Destructive Cat Scratching Behaviour & How To Prevent It


Kitten playing with scratching post.
A tiny scratching post to get young kittens used to using one.

It's important to remember that scratching is a natural, innate feline behaviour, so they should never be reprimanded for doing it, but they can be discouraged from doing it in inappropriate places, and encouraged to use appropriate objects. We cannot suppress our cat's natural, wild instincts!


Firstly, we need to understand that there are many reasons why cats scratch, which includes removal of the layered sheaths which compromise the effectiveness of their claws and also leaves behind an olfactory mark (the scent from their interdigital glands), as well as a visual mark which are communication devices which assists with modulation of social interactions. It's also a good way for the cats to exercise and stretch fully, including the muscles in their back and shoulders, relieve pent up emotions, and displacing of stress, excitement, frustration, and anticipation.


It's useful to take note about the type of objects your cat likes to scratch:

  • What material are they made from?

  • What texture is it?

  • Are they vertical or horizontal?

  • Are they on an incline?

  • How big are they?

  • Do they like variety?

  • Where are they currently scratching?

  • When do they tend to display the behaviour?


Cat sitting outside by wooden post.
Many cats favour certain objects in their environment for scratching, so we can mimic those indoors.

You want to try to mimic that object when providing an object for them to scratch on, and it's important that the object is about 1.5-2 times the length of the cat, to allow them to stretch fully.

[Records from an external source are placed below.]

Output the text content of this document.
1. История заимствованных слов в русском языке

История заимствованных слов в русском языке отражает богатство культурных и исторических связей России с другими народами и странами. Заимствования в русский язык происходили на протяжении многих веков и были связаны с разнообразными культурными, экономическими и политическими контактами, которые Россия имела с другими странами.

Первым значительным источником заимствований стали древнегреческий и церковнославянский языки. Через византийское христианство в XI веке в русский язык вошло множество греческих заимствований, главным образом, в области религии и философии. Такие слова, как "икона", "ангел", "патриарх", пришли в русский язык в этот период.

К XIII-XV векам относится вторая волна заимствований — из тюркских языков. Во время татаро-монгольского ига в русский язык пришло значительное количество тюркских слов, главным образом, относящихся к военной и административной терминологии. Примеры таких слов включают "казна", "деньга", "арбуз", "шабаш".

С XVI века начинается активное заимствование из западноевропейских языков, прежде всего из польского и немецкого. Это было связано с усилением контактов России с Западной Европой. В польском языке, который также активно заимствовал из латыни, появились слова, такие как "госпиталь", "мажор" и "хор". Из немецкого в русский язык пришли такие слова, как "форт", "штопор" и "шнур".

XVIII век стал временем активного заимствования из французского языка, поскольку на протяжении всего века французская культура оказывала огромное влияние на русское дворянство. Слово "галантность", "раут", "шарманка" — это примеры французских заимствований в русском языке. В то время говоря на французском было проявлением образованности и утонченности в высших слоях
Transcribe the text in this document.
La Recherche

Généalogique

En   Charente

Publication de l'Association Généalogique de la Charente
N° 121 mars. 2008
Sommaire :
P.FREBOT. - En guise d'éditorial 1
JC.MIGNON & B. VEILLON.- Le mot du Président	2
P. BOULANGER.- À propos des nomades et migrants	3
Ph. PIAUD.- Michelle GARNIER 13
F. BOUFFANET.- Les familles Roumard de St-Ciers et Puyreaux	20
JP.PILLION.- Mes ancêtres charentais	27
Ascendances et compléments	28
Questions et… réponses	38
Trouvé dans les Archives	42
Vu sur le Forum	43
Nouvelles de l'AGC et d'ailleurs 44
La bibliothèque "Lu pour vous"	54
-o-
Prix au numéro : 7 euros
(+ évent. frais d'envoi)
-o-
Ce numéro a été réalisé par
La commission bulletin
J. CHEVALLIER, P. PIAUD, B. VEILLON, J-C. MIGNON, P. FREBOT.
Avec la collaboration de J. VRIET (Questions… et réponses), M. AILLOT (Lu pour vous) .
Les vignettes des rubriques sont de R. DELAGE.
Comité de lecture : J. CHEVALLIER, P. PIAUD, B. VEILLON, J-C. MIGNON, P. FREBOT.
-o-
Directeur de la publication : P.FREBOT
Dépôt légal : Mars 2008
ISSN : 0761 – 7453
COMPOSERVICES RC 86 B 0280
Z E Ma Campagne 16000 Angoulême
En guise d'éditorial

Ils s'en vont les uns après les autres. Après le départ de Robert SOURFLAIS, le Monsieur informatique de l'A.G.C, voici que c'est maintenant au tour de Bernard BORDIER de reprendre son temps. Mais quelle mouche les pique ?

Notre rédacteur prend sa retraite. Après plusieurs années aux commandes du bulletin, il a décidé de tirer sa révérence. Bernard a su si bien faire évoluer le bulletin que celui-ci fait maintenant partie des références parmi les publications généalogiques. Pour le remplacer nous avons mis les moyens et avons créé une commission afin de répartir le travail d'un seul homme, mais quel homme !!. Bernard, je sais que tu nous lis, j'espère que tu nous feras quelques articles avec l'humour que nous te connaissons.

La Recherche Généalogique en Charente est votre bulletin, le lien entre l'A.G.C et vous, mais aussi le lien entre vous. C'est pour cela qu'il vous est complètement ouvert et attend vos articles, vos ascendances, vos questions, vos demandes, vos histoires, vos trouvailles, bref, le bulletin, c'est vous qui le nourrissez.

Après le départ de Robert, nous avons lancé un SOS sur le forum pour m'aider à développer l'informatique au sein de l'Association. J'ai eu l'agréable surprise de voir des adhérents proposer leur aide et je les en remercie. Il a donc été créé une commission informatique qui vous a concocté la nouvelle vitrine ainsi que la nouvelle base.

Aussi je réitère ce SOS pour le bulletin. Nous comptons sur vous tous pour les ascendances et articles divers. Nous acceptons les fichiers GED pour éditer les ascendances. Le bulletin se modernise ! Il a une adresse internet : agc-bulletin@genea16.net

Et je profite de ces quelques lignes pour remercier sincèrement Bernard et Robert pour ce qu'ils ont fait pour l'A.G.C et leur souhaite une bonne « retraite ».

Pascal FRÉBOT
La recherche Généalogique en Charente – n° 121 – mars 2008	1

You also should provide a separate scratching post for each cat in the household, as scratching is a confident display, and also informs other cats who was there, and when the area was last scratched. In single cat households, the marks left by scratching provide them with a sense of familiarity and security.


You can use pheromone sprays, plugin, such as Feliway, or their own scent (capture it on some porous fabric from their faces), on the places where you want them to stop scratching, as cats don't like to claw mark where they facial mark, and these pheromone based products replicate the scents from facial marking. Never use pheromone based products on places where you want to encourage your cat to scratch.


Ginger cat rubbing head on wooden shelf.